Voices were rising and would perhaps raise arms against each other. So I turned off before it turned into something worse and cut through toward the red light district instead of the old road ."
He paused, feeling the next part sit heavy. A faint warmth crept up his neck. "Figured there was no harm in stopping by. Paid for company.
Her name was Ellie, I think. We did not speak much after that. Spent the night. That is the last clear thing I have. I had been drinking pretty heavy yesterday." Not to mention the headache i felt for no reason.
The younger man by the door lifted one brow but stayed quiet. The older kept his eyes on Ronan, calm and steady.
Then he looked down at the papers in the leather case resting on his knee. The room stayed still except for the faint tick of something in the wall. After a stretch of quiet he glanced up again.
"Nothing more?"
Ronan shook his head. "That is all."
"Very well." The man stood, pipe now cold in his hand, and offered it. Ronan took it after a short hesitation. The grip was firm, dry.
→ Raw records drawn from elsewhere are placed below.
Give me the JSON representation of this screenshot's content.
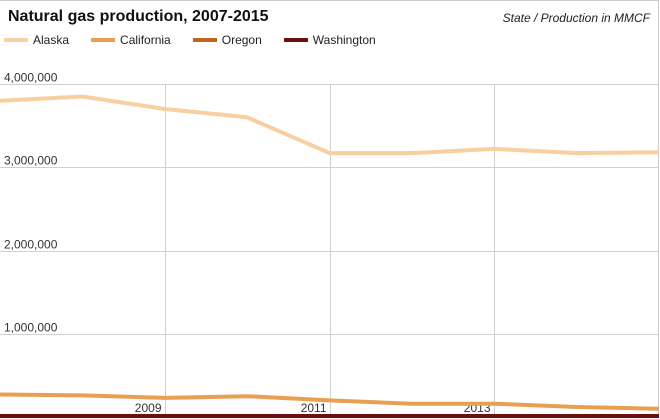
{
  "chart_data": {
    "type": "line",
    "title": "Natural gas production, 2007-2015",
    "subtitle": "State / Production in MMCF",
    "xlabel": "",
    "ylabel": "",
    "x": [
      2007,
      2008,
      2009,
      2010,
      2011,
      2012,
      2013,
      2014,
      2015
    ],
    "xlim": [
      2007,
      2015
    ],
    "ylim": [
      0,
      4000000
    ],
    "x_tick_values": [
      2009,
      2011,
      2013
    ],
    "x_tick_labels": [
      "2009",
      "2011",
      "2013"
    ],
    "y_tick_values": [
      1000000,
      2000000,
      3000000,
      4000000
    ],
    "y_tick_labels": [
      "1,000,000",
      "2,000,000",
      "3,000,000",
      "4,000,000"
    ],
    "grid": true,
    "legend_position": "top-left",
    "series": [
      {
        "name": "Alaska",
        "color": "#f8cfa0",
        "values": [
          3800000,
          3850000,
          3700000,
          3600000,
          3170000,
          3170000,
          3220000,
          3170000,
          3180000
        ]
      },
      {
        "name": "California",
        "color": "#e8a050",
        "values": [
          270000,
          260000,
          230000,
          250000,
          200000,
          160000,
          160000,
          120000,
          100000
        ]
      },
      {
        "name": "Oregon",
        "color": "#c0651c",
        "values": [
          800,
          700,
          600,
          1400,
          1300,
          800,
          800,
          800,
          800
        ]
      },
      {
        "name": "Washington",
        "color": "#6e0f0f",
        "values": [
          0,
          0,
          0,
          0,
          0,
          0,
          0,
          0,
          0
        ]
      }
    ]
  }
}
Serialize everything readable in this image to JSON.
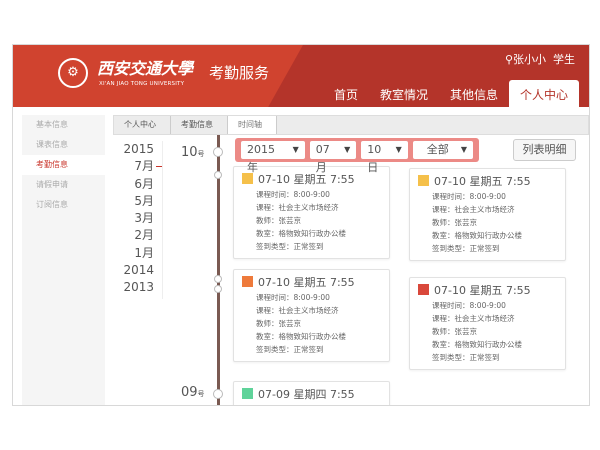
{
  "header": {
    "logo_text": "西安交通大學",
    "logo_en": "XI'AN JIAO TONG UNIVERSITY",
    "service": "考勤服务",
    "user": "张小小",
    "role": "学生"
  },
  "nav": [
    "首页",
    "教室情况",
    "其他信息",
    "个人中心"
  ],
  "sidebar": [
    "基本信息",
    "课表信息",
    "考勤信息",
    "请假申请",
    "订阅信息"
  ],
  "breadcrumb": [
    "个人中心",
    "考勤信息",
    "时间轴"
  ],
  "years": [
    "2015",
    "7月",
    "6月",
    "5月",
    "3月",
    "2月",
    "1月",
    "2014",
    "2013"
  ],
  "days": [
    {
      "n": "10",
      "u": "号"
    },
    {
      "n": "09",
      "u": "号"
    }
  ],
  "filter": {
    "year": "2015年",
    "month": "07月",
    "day": "10日",
    "type": "全部"
  },
  "list_button": "列表明细",
  "labels": {
    "time": "课程时间：",
    "course": "课程：",
    "teacher": "教师：",
    "room": "教室：",
    "type": "签到类型："
  },
  "colors": {
    "accent": "#b4342a",
    "yellow": "#f5c04a",
    "orange": "#ee7a3b",
    "red": "#d9483b",
    "green": "#5fd39a"
  },
  "cards": [
    {
      "title": "07-10 星期五 7:55",
      "time": "8:00-9:00",
      "course": "社会主义市场经济",
      "teacher": "张芸京",
      "room": "格物致知行政办公楼",
      "type": "正常签到"
    },
    {
      "title": "07-10 星期五 7:55",
      "time": "8:00-9:00",
      "course": "社会主义市场经济",
      "teacher": "张芸京",
      "room": "格物致知行政办公楼",
      "type": "正常签到"
    },
    {
      "title": "07-10 星期五 7:55",
      "time": "8:00-9:00",
      "course": "社会主义市场经济",
      "teacher": "张芸京",
      "room": "格物致知行政办公楼",
      "type": "正常签到"
    },
    {
      "title": "07-10 星期五 7:55",
      "time": "8:00-9:00",
      "course": "社会主义市场经济",
      "teacher": "张芸京",
      "room": "格物致知行政办公楼",
      "type": "正常签到"
    },
    {
      "title": "07-09 星期四 7:55"
    }
  ]
}
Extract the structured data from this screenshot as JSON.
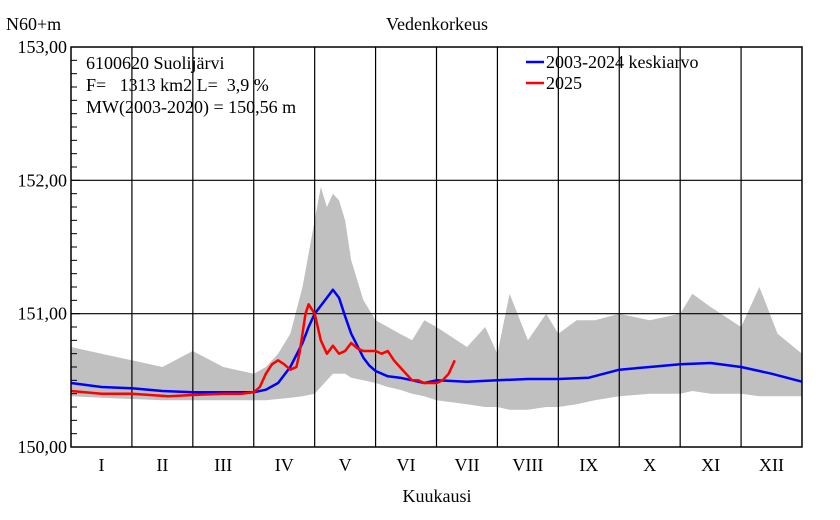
{
  "chart_data": {
    "type": "line",
    "title": "Vedenkorkeus",
    "ylabel": "N60+m",
    "xlabel": "Kuukausi",
    "ylim": [
      150.0,
      153.0
    ],
    "y_ticks": [
      "150,00",
      "151,00",
      "152,00",
      "153,00"
    ],
    "y_tick_values": [
      150.0,
      151.0,
      152.0,
      153.0
    ],
    "x_range": [
      0,
      12
    ],
    "months": [
      "I",
      "II",
      "III",
      "IV",
      "V",
      "VI",
      "VII",
      "VIII",
      "IX",
      "X",
      "XI",
      "XII"
    ],
    "grid": true,
    "legend_position": "top-right",
    "annotations": [
      "6100620 Suolijärvi",
      "F=   1313 km2 L=  3,9 %",
      "MW(2003-2020) = 150,56 m"
    ],
    "series": [
      {
        "name": "2003-2024 keskiarvo",
        "color": "#0000ff",
        "x": [
          0,
          0.5,
          1,
          1.5,
          2,
          2.5,
          3,
          3.2,
          3.4,
          3.6,
          3.8,
          3.9,
          4.0,
          4.1,
          4.2,
          4.3,
          4.4,
          4.5,
          4.6,
          4.7,
          4.8,
          4.9,
          5.0,
          5.2,
          5.4,
          5.6,
          5.8,
          6,
          6.5,
          7,
          7.5,
          8,
          8.5,
          9,
          9.5,
          10,
          10.5,
          11,
          11.5,
          12
        ],
        "values": [
          150.48,
          150.45,
          150.44,
          150.42,
          150.41,
          150.41,
          150.41,
          150.43,
          150.48,
          150.6,
          150.78,
          150.9,
          151.0,
          151.06,
          151.12,
          151.18,
          151.12,
          150.98,
          150.85,
          150.76,
          150.67,
          150.61,
          150.57,
          150.53,
          150.52,
          150.5,
          150.48,
          150.5,
          150.49,
          150.5,
          150.51,
          150.51,
          150.52,
          150.58,
          150.6,
          150.62,
          150.63,
          150.6,
          150.55,
          150.49
        ]
      },
      {
        "name": "2025",
        "color": "#ff0000",
        "x": [
          0,
          0.5,
          1,
          1.3,
          1.6,
          2,
          2.5,
          2.8,
          3.0,
          3.1,
          3.2,
          3.3,
          3.4,
          3.5,
          3.6,
          3.7,
          3.75,
          3.8,
          3.85,
          3.9,
          4.0,
          4.1,
          4.2,
          4.3,
          4.4,
          4.5,
          4.6,
          4.7,
          4.8,
          4.9,
          5.0,
          5.1,
          5.2,
          5.3,
          5.4,
          5.5,
          5.6,
          5.7,
          5.8,
          5.9,
          6.0,
          6.1,
          6.2,
          6.3
        ],
        "values": [
          150.42,
          150.4,
          150.4,
          150.39,
          150.38,
          150.39,
          150.4,
          150.4,
          150.41,
          150.45,
          150.55,
          150.62,
          150.65,
          150.62,
          150.58,
          150.6,
          150.7,
          150.85,
          151.0,
          151.07,
          151.0,
          150.8,
          150.7,
          150.76,
          150.7,
          150.72,
          150.78,
          150.74,
          150.72,
          150.72,
          150.72,
          150.7,
          150.72,
          150.65,
          150.6,
          150.55,
          150.5,
          150.5,
          150.48,
          150.48,
          150.48,
          150.5,
          150.55,
          150.65
        ]
      }
    ],
    "range_band": {
      "color": "#c0c0c0",
      "x": [
        0,
        0.5,
        1,
        1.5,
        2,
        2.5,
        3,
        3.2,
        3.4,
        3.6,
        3.8,
        4.0,
        4.1,
        4.2,
        4.3,
        4.4,
        4.5,
        4.6,
        4.8,
        5.0,
        5.2,
        5.4,
        5.6,
        5.8,
        6,
        6.5,
        6.8,
        7,
        7.2,
        7.5,
        7.8,
        8,
        8.3,
        8.6,
        9,
        9.5,
        10,
        10.2,
        10.5,
        11,
        11.3,
        11.6,
        12
      ],
      "max": [
        150.75,
        150.7,
        150.65,
        150.6,
        150.72,
        150.6,
        150.55,
        150.6,
        150.7,
        150.85,
        151.2,
        151.7,
        151.95,
        151.8,
        151.9,
        151.85,
        151.7,
        151.4,
        151.1,
        150.95,
        150.9,
        150.85,
        150.8,
        150.95,
        150.9,
        150.75,
        150.9,
        150.7,
        151.15,
        150.8,
        151.0,
        150.85,
        150.95,
        150.95,
        151.0,
        150.95,
        151.0,
        151.15,
        151.05,
        150.9,
        151.2,
        150.85,
        150.7
      ],
      "min": [
        150.38,
        150.37,
        150.36,
        150.35,
        150.35,
        150.35,
        150.35,
        150.35,
        150.36,
        150.37,
        150.38,
        150.4,
        150.45,
        150.5,
        150.55,
        150.55,
        150.55,
        150.52,
        150.5,
        150.48,
        150.45,
        150.43,
        150.4,
        150.38,
        150.35,
        150.32,
        150.3,
        150.3,
        150.28,
        150.28,
        150.3,
        150.3,
        150.32,
        150.35,
        150.38,
        150.4,
        150.4,
        150.42,
        150.4,
        150.4,
        150.38,
        150.38,
        150.38
      ]
    }
  }
}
"Apologies for the interruption during your rest," the man said. "Thank you for the answers. It would help if you kept what happened to yourself until we know more. The situation is still unsettled."
"It is fine," Ronan answered. "I can keep quiet."
The older man gave another small nod, then turned. The three of them left together, the door closing with a solid sound. Ronan stayed upright on the bed, listening to their footsteps fade down the hall.
Only when he saw them cross the street through the window, coats moving in the gray light, did the tight feeling in his chest ease by a fraction. The old woman's stare stayed with him longest, even after she was gone.
He let his shoulders drop a little and breathed out slow through his nose, the room suddenly larger and emptier than before.
Now he needed to think about his own situation more thoroughly not about the current one , but about what he would have to do for the future as Percy.